There are over one million different credentials offered in the U.S. and a colossal amount of money spent promoting, packaging, delivering and procuring them (Credential, 2022). Notable is Illich’s warning against the consumptive cycle of credential earning. He does, however, acknowledge the utility of assessments. Rather than relying upon completing a curriculum that includes several unrelated courses, an employer or institution can test a specific skill or skill set (Illich, 2022, p. 91).

Much like Illich’s prophetic learning web, we see specific skills-based assessment increasingly used today. CPL and PLA provide a way for a person to equate experiential learning with college-level learning. The College Level Examination Program (CLEP) and American Council on Education (ACE) recommendations add standardization and continuity to CPL practices. 

Additionally, corporations like Amazon (AWS Academy) and Google (IT Certificates) are providing free training and certification to address current and future workforce gaps. While these examples are on the convivial end of the spectrum, we must still acknowledge the expansion of credential consumption. It is urgent that we demand guidance, transparency, access and equity for those seeking credentials.

Conclusion

Over 50 years after its publication and more than 20 years after the death of its author, why revisit Illich and Deschooling Society?
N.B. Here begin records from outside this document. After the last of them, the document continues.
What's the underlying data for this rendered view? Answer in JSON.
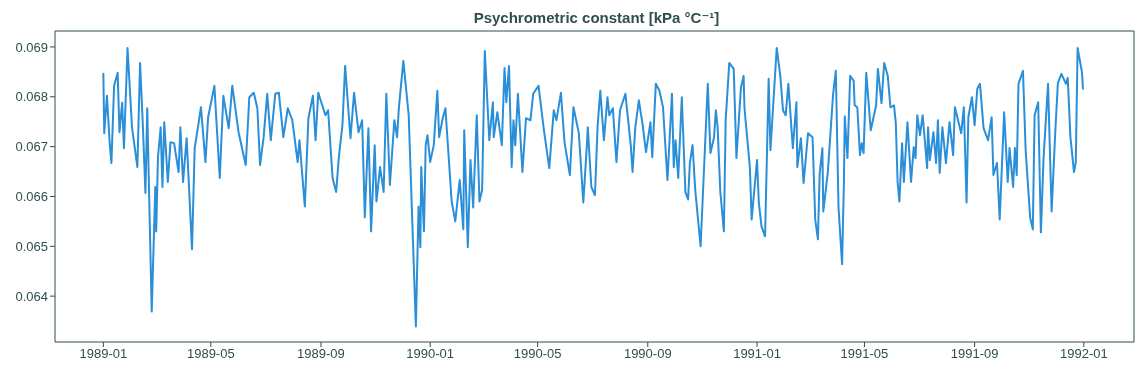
{
  "chart_data": {
    "type": "line",
    "title": "Psychrometric constant [kPa °C⁻¹]",
    "xlim": [
      "1988-11-08",
      "1992-02-26"
    ],
    "xticks": [
      "1989-01",
      "1989-05",
      "1989-09",
      "1990-01",
      "1990-05",
      "1990-09",
      "1991-01",
      "1991-05",
      "1991-09",
      "1992-01"
    ],
    "ylim": [
      0.06308,
      0.06932
    ],
    "yticks": [
      0.064,
      0.065,
      0.066,
      0.067,
      0.068,
      0.069
    ],
    "grid": false,
    "legend": false,
    "marker": "none",
    "line_style": "solid",
    "x": [
      "1989-01-01",
      "1989-01-02",
      "1989-01-05",
      "1989-01-08",
      "1989-01-10",
      "1989-01-13",
      "1989-01-17",
      "1989-01-19",
      "1989-01-22",
      "1989-01-24",
      "1989-01-28",
      "1989-02-02",
      "1989-02-08",
      "1989-02-11",
      "1989-02-14",
      "1989-02-17",
      "1989-02-19",
      "1989-02-24",
      "1989-02-28",
      "1989-03-01",
      "1989-03-03",
      "1989-03-06",
      "1989-03-08",
      "1989-03-10",
      "1989-03-14",
      "1989-03-17",
      "1989-03-21",
      "1989-03-26",
      "1989-03-28",
      "1989-03-31",
      "1989-04-04",
      "1989-04-10",
      "1989-04-13",
      "1989-04-17",
      "1989-04-20",
      "1989-04-25",
      "1989-04-28",
      "1989-05-05",
      "1989-05-11",
      "1989-05-15",
      "1989-05-21",
      "1989-05-25",
      "1989-06-01",
      "1989-06-09",
      "1989-06-13",
      "1989-06-18",
      "1989-06-22",
      "1989-06-25",
      "1989-06-29",
      "1989-07-03",
      "1989-07-07",
      "1989-07-12",
      "1989-07-16",
      "1989-07-21",
      "1989-07-26",
      "1989-07-31",
      "1989-08-06",
      "1989-08-08",
      "1989-08-14",
      "1989-08-18",
      "1989-08-23",
      "1989-08-26",
      "1989-08-29",
      "1989-09-06",
      "1989-09-09",
      "1989-09-14",
      "1989-09-18",
      "1989-09-21",
      "1989-09-25",
      "1989-09-28",
      "1989-10-04",
      "1989-10-08",
      "1989-10-13",
      "1989-10-17",
      "1989-10-20",
      "1989-10-24",
      "1989-10-27",
      "1989-10-31",
      "1989-11-02",
      "1989-11-06",
      "1989-11-10",
      "1989-11-13",
      "1989-11-17",
      "1989-11-22",
      "1989-11-25",
      "1989-11-27",
      "1989-12-02",
      "1989-12-08",
      "1989-12-13",
      "1989-12-16",
      "1989-12-19",
      "1989-12-21",
      "1989-12-22",
      "1989-12-25",
      "1989-12-27",
      "1989-12-29",
      "1990-01-01",
      "1990-01-05",
      "1990-01-09",
      "1990-01-11",
      "1990-01-15",
      "1990-01-18",
      "1990-01-20",
      "1990-01-25",
      "1990-01-27",
      "1990-01-29",
      "1990-02-03",
      "1990-02-07",
      "1990-02-08",
      "1990-02-12",
      "1990-02-15",
      "1990-02-18",
      "1990-02-22",
      "1990-02-25",
      "1990-02-28",
      "1990-03-03",
      "1990-03-08",
      "1990-03-12",
      "1990-03-13",
      "1990-03-17",
      "1990-03-22",
      "1990-03-25",
      "1990-03-27",
      "1990-03-30",
      "1990-04-02",
      "1990-04-04",
      "1990-04-06",
      "1990-04-09",
      "1990-04-14",
      "1990-04-18",
      "1990-04-23",
      "1990-04-26",
      "1990-05-02",
      "1990-05-08",
      "1990-05-14",
      "1990-05-19",
      "1990-05-22",
      "1990-05-27",
      "1990-05-31",
      "1990-06-06",
      "1990-06-10",
      "1990-06-16",
      "1990-06-21",
      "1990-06-25",
      "1990-06-26",
      "1990-06-30",
      "1990-07-04",
      "1990-07-07",
      "1990-07-10",
      "1990-07-14",
      "1990-07-18",
      "1990-07-20",
      "1990-07-24",
      "1990-07-28",
      "1990-08-01",
      "1990-08-07",
      "1990-08-13",
      "1990-08-15",
      "1990-08-18",
      "1990-08-22",
      "1990-08-26",
      "1990-08-30",
      "1990-09-04",
      "1990-09-06",
      "1990-09-10",
      "1990-09-14",
      "1990-09-18",
      "1990-09-23",
      "1990-09-28",
      "1990-09-30",
      "1990-10-02",
      "1990-10-05",
      "1990-10-09",
      "1990-10-13",
      "1990-10-16",
      "1990-10-18",
      "1990-10-21",
      "1990-10-24",
      "1990-10-30",
      "1990-11-07",
      "1990-11-10",
      "1990-11-14",
      "1990-11-16",
      "1990-11-18",
      "1990-11-21",
      "1990-11-25",
      "1990-11-27",
      "1990-12-01",
      "1990-12-06",
      "1990-12-09",
      "1990-12-14",
      "1990-12-17",
      "1990-12-18",
      "1990-12-24",
      "1990-12-26",
      "1991-01-01",
      "1991-01-03",
      "1991-01-06",
      "1991-01-10",
      "1991-01-14",
      "1991-01-16",
      "1991-01-23",
      "1991-01-27",
      "1991-01-30",
      "1991-02-02",
      "1991-02-05",
      "1991-02-10",
      "1991-02-14",
      "1991-02-15",
      "1991-02-19",
      "1991-02-22",
      "1991-02-27",
      "1991-03-04",
      "1991-03-07",
      "1991-03-10",
      "1991-03-12",
      "1991-03-15",
      "1991-03-16",
      "1991-03-21",
      "1991-03-27",
      "1991-03-30",
      "1991-04-02",
      "1991-04-06",
      "1991-04-08",
      "1991-04-09",
      "1991-04-12",
      "1991-04-15",
      "1991-04-19",
      "1991-04-20",
      "1991-04-23",
      "1991-04-26",
      "1991-04-28",
      "1991-04-30",
      "1991-05-03",
      "1991-05-08",
      "1991-05-14",
      "1991-05-16",
      "1991-05-20",
      "1991-05-23",
      "1991-05-27",
      "1991-05-30",
      "1991-06-03",
      "1991-06-05",
      "1991-06-07",
      "1991-06-09",
      "1991-06-12",
      "1991-06-14",
      "1991-06-18",
      "1991-06-22",
      "1991-06-25",
      "1991-06-27",
      "1991-06-29",
      "1991-07-02",
      "1991-07-05",
      "1991-07-10",
      "1991-07-11",
      "1991-07-13",
      "1991-07-17",
      "1991-07-20",
      "1991-07-22",
      "1991-07-24",
      "1991-07-27",
      "1991-07-31",
      "1991-08-04",
      "1991-08-08",
      "1991-08-10",
      "1991-08-17",
      "1991-08-20",
      "1991-08-23",
      "1991-08-25",
      "1991-08-29",
      "1991-09-01",
      "1991-09-04",
      "1991-09-07",
      "1991-09-11",
      "1991-09-16",
      "1991-09-20",
      "1991-09-22",
      "1991-09-26",
      "1991-09-29",
      "1991-10-04",
      "1991-10-08",
      "1991-10-10",
      "1991-10-14",
      "1991-10-16",
      "1991-10-18",
      "1991-10-20",
      "1991-10-25",
      "1991-10-28",
      "1991-11-02",
      "1991-11-05",
      "1991-11-07",
      "1991-11-11",
      "1991-11-14",
      "1991-11-17",
      "1991-11-22",
      "1991-11-26",
      "1991-11-30",
      "1991-12-03",
      "1991-12-07",
      "1991-12-12",
      "1991-12-14",
      "1991-12-17",
      "1991-12-21",
      "1991-12-23",
      "1991-12-25",
      "1991-12-30",
      "1991-12-31"
    ],
    "series": [
      {
        "color": "#2a8fd8",
        "values": [
          0.06846,
          0.06727,
          0.06802,
          0.06709,
          0.06667,
          0.06822,
          0.06848,
          0.06729,
          0.06788,
          0.06697,
          0.06898,
          0.06739,
          0.06659,
          0.06868,
          0.06747,
          0.06607,
          0.06777,
          0.06369,
          0.06619,
          0.0653,
          0.06679,
          0.06739,
          0.06619,
          0.06749,
          0.06629,
          0.06709,
          0.06707,
          0.06649,
          0.06739,
          0.06629,
          0.06717,
          0.06494,
          0.06697,
          0.06743,
          0.06779,
          0.06669,
          0.06759,
          0.06822,
          0.06637,
          0.06802,
          0.06737,
          0.06822,
          0.06729,
          0.06663,
          0.06799,
          0.06808,
          0.06777,
          0.06663,
          0.06719,
          0.06806,
          0.06713,
          0.06806,
          0.06808,
          0.06719,
          0.06777,
          0.06753,
          0.06669,
          0.06713,
          0.0658,
          0.06757,
          0.06802,
          0.06713,
          0.06808,
          0.06763,
          0.06773,
          0.06637,
          0.06609,
          0.06679,
          0.06743,
          0.06862,
          0.06717,
          0.06808,
          0.06729,
          0.06753,
          0.06558,
          0.06737,
          0.0653,
          0.06703,
          0.0659,
          0.06659,
          0.06609,
          0.06806,
          0.06623,
          0.06753,
          0.06719,
          0.06777,
          0.06872,
          0.06763,
          0.06498,
          0.06339,
          0.0658,
          0.06498,
          0.06659,
          0.0653,
          0.06703,
          0.06723,
          0.06669,
          0.06703,
          0.06812,
          0.06719,
          0.06757,
          0.06777,
          0.06723,
          0.0659,
          0.0657,
          0.0655,
          0.06633,
          0.06534,
          0.06733,
          0.06498,
          0.06673,
          0.06578,
          0.06763,
          0.0659,
          0.06613,
          0.06892,
          0.06713,
          0.06789,
          0.06719,
          0.06769,
          0.06703,
          0.06858,
          0.06789,
          0.06862,
          0.06659,
          0.06753,
          0.06703,
          0.06806,
          0.06649,
          0.06757,
          0.06753,
          0.06806,
          0.06822,
          0.06733,
          0.06657,
          0.06773,
          0.06753,
          0.06808,
          0.06709,
          0.06643,
          0.06779,
          0.06727,
          0.06588,
          0.06703,
          0.06739,
          0.06619,
          0.06603,
          0.06743,
          0.06812,
          0.06713,
          0.06799,
          0.06763,
          0.06777,
          0.06669,
          0.06773,
          0.06806,
          0.06703,
          0.06649,
          0.06737,
          0.06793,
          0.06747,
          0.06689,
          0.06749,
          0.06679,
          0.06826,
          0.06812,
          0.06779,
          0.06633,
          0.06806,
          0.06659,
          0.06713,
          0.06637,
          0.06799,
          0.06609,
          0.06594,
          0.06667,
          0.06703,
          0.06613,
          0.065,
          0.06826,
          0.06687,
          0.06719,
          0.06773,
          0.06739,
          0.06609,
          0.0653,
          0.06753,
          0.06868,
          0.06856,
          0.06677,
          0.06818,
          0.06842,
          0.06777,
          0.06659,
          0.06554,
          0.06673,
          0.06588,
          0.0654,
          0.0652,
          0.06836,
          0.06693,
          0.06898,
          0.06842,
          0.06773,
          0.06763,
          0.06826,
          0.06697,
          0.06789,
          0.06659,
          0.06717,
          0.06627,
          0.06727,
          0.06719,
          0.06554,
          0.06514,
          0.06647,
          0.06697,
          0.0657,
          0.06647,
          0.06806,
          0.06852,
          0.06578,
          0.06464,
          0.06627,
          0.06761,
          0.06677,
          0.06842,
          0.06832,
          0.06783,
          0.06779,
          0.06683,
          0.06707,
          0.06687,
          0.06848,
          0.06733,
          0.06783,
          0.06856,
          0.06787,
          0.06868,
          0.06842,
          0.06779,
          0.06783,
          0.06747,
          0.06629,
          0.0659,
          0.06707,
          0.06629,
          0.06749,
          0.06629,
          0.06699,
          0.06677,
          0.06763,
          0.06723,
          0.06763,
          0.06657,
          0.06739,
          0.06673,
          0.06729,
          0.06667,
          0.06753,
          0.06647,
          0.06739,
          0.06667,
          0.06749,
          0.06683,
          0.06779,
          0.06727,
          0.06779,
          0.06588,
          0.06759,
          0.06799,
          0.06743,
          0.06816,
          0.06826,
          0.06737,
          0.06713,
          0.06759,
          0.06643,
          0.06667,
          0.06554,
          0.06769,
          0.06629,
          0.06697,
          0.06619,
          0.06697,
          0.06643,
          0.06826,
          0.06852,
          0.06693,
          0.06558,
          0.06534,
          0.06763,
          0.06789,
          0.06528,
          0.06677,
          0.06826,
          0.0657,
          0.06727,
          0.06828,
          0.06846,
          0.06826,
          0.06838,
          0.06719,
          0.06649,
          0.06669,
          0.06898,
          0.06848,
          0.06816
        ]
      }
    ]
  }
}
We acknowledge that our use of toolstechnology—is fully ingrained in contemporary society. 

Now, we must be able to recognize the difference between those who provide maximum opportunity and those who impose manipulation. Illich, the missionary, reminds us that schooling and learning are not the same, warns us of the impact institutionalization has on humanity and provides alternative opportunities for those who understand that learning is more than a relationship between supplier and consumer. Lastly, if you find that old magazine with the Illich story and futuristic illustrations, please remind me of the name. I will gladly revisit it.

 

References

Credential Engine. (2022). Counting U.S. Postsecondary and Secondary Credentials. Washington, DC: Credential Engine.

Illich, I. (2022). Deschooling society. Marion Boyars.

Illich, I. (1973). Tools for conviviality. Perennial Library.

Ivan Illich. (2004). In Encyclopedia of World Biography (2nd ed., Vol. 8, pp. 112–114). Gale. https://link.gale.com/apps/doc/CX3404703204/GVRL?u=chic13716&sid=bookmark-GVRL&xid=2be701ef

Munip, L. & Klein-Collins, R. (2023). How they pay: The voices of adult learners on college affordability and how institutions are responding. CAEL.